To get things started, my husband and I started packing up the living room tonight. I wasn’t expecting to get emotional because I have moved about a dozen times in my life, so I’m very familiar with the emotional toll it takes to move. I purposely don’t harbor attachment to any particular place; I know that I will probably leave in a few years. However, when I started taking down decorations and art installations, I couldn’t help but feel a bit nostalgic. I started untwisting the hooks from the ceiling and thought about how it took me several weeks to find the exact rope and clay for my moon phase art installation. I toiled over the black and white clay to the exact proportion to replicate marble and baked it over a low setting that still set off the fire alarm. For hours the entire house smelled like burned rubber. I opened up all the windows and doors which led to a swarm of flies coming in. It took me a hour to kill all of them. All the while, I had to do this at least three times because each clay batch came out cracked before they finally came out perfect. Then I had to find the perfect string to tie around my bamboo pole and figure out how to space out and balance each moon. Now, in my new place, I’m not sure if I’ll have the space to display it.

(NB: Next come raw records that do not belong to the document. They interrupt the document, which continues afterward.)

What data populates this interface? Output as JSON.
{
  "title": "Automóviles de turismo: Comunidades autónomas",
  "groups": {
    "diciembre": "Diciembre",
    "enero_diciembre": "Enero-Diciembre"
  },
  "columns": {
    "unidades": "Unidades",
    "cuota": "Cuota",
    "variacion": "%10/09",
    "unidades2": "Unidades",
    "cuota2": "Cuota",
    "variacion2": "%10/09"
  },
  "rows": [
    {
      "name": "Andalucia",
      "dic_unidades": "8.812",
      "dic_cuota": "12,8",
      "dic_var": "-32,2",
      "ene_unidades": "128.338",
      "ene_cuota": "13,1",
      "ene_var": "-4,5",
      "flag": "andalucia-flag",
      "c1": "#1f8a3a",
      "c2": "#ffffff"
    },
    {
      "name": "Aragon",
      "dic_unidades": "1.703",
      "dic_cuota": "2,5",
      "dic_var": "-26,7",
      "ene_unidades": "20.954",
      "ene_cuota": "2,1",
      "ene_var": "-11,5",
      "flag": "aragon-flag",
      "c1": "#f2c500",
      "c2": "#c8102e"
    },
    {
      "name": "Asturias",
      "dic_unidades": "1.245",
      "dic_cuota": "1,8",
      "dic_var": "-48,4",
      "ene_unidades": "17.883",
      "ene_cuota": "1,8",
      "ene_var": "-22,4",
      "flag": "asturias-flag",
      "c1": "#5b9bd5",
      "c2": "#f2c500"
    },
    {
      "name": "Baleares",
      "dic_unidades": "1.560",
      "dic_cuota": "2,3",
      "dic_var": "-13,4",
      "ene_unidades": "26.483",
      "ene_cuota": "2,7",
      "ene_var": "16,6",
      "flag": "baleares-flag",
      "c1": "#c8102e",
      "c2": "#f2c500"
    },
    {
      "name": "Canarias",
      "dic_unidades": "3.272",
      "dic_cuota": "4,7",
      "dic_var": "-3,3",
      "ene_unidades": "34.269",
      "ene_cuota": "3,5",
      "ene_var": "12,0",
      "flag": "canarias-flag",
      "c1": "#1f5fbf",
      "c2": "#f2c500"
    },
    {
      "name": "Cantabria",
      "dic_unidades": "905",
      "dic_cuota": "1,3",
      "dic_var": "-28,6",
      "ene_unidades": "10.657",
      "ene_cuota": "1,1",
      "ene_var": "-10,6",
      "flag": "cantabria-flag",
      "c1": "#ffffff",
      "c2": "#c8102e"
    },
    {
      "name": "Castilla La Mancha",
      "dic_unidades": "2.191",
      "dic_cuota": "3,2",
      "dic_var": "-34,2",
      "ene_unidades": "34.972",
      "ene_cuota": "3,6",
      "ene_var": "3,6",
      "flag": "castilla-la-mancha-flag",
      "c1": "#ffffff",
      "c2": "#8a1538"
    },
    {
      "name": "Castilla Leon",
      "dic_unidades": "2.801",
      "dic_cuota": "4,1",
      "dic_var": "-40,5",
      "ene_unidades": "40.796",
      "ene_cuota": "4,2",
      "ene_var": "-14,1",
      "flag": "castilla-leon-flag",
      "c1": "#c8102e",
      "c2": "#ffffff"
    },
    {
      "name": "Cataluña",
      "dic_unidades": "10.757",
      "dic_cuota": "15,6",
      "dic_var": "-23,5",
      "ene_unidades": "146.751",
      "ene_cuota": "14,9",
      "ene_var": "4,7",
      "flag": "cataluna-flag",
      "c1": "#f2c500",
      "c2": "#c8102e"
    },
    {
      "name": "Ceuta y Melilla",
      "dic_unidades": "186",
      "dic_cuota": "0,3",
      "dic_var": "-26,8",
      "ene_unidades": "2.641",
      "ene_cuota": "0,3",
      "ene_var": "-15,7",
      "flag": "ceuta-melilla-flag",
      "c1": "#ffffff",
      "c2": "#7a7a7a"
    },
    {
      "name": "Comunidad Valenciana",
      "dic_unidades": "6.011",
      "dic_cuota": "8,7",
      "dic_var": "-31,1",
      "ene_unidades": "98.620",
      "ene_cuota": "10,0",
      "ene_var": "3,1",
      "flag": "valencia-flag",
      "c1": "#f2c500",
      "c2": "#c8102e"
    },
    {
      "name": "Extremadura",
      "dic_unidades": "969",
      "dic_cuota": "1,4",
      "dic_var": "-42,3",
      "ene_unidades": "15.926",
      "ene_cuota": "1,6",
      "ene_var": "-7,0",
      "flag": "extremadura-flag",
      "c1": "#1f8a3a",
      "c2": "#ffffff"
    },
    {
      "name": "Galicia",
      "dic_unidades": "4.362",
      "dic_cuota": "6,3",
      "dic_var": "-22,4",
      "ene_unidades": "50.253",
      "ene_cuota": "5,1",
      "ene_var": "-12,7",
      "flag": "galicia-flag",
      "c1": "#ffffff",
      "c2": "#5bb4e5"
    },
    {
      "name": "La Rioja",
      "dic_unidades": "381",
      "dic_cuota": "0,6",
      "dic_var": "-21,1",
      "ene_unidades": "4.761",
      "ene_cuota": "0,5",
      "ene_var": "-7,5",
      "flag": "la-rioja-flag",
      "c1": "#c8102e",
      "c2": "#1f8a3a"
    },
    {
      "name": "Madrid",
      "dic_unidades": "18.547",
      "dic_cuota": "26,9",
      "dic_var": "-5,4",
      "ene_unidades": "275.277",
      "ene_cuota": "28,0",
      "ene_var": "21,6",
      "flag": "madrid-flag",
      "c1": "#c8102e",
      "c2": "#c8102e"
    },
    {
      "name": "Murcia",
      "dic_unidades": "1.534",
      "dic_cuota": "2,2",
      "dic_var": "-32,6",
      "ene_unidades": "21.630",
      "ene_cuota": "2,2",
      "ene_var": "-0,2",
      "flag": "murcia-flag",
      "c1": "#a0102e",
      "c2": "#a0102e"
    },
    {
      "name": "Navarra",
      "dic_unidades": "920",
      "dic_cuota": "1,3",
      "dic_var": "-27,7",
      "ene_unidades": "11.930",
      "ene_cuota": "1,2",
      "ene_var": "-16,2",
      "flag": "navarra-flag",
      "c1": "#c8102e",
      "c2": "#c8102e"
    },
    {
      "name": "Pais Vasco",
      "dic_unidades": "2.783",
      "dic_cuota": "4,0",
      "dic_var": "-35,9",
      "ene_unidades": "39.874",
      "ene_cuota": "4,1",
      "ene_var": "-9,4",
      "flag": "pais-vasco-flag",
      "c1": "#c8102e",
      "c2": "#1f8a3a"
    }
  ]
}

I’m not necessarily sad about the art installation. I’ve created art installations – small and modest– for almost all the homes I lived in, and I actually never bring it to my next place of residence– like the book page wreath I made and left for my home in El Sobrante, or the New Yorker Magazine art wall I created for only Concord, or the magnet poetry display I made for my time in Pittsburg. I consider my space, the vibe, my overall feelings in the house and let these feelings guide my new project. Sometimes, like the time I lived in a house with three other girls in Hercules, I didn’t have the desire or inspiration to make anything. I’ve made art projects, not necessarily to beautify my place, but they were more of an opportunity to express myself through art, and to create a peace offering or welcome gift to my new abode.
I don’t know what I will make for my new place. My process is usually living in the space for a few months and waiting for a call or an urge that speaks to me. I’m sure, after a while, when the boxes are unpacked, the rugs are rolled out, the books are on shelves, when things feel more settled, I’ll get an impulse or a calling. It’s not necessarily the art project, like a wreath or a moon, that I look forward to creating, but it’s creating memories- like a room filled with smoke, flies and a blaring alarm– that, for now, will help me turn the impersonal house into my special home.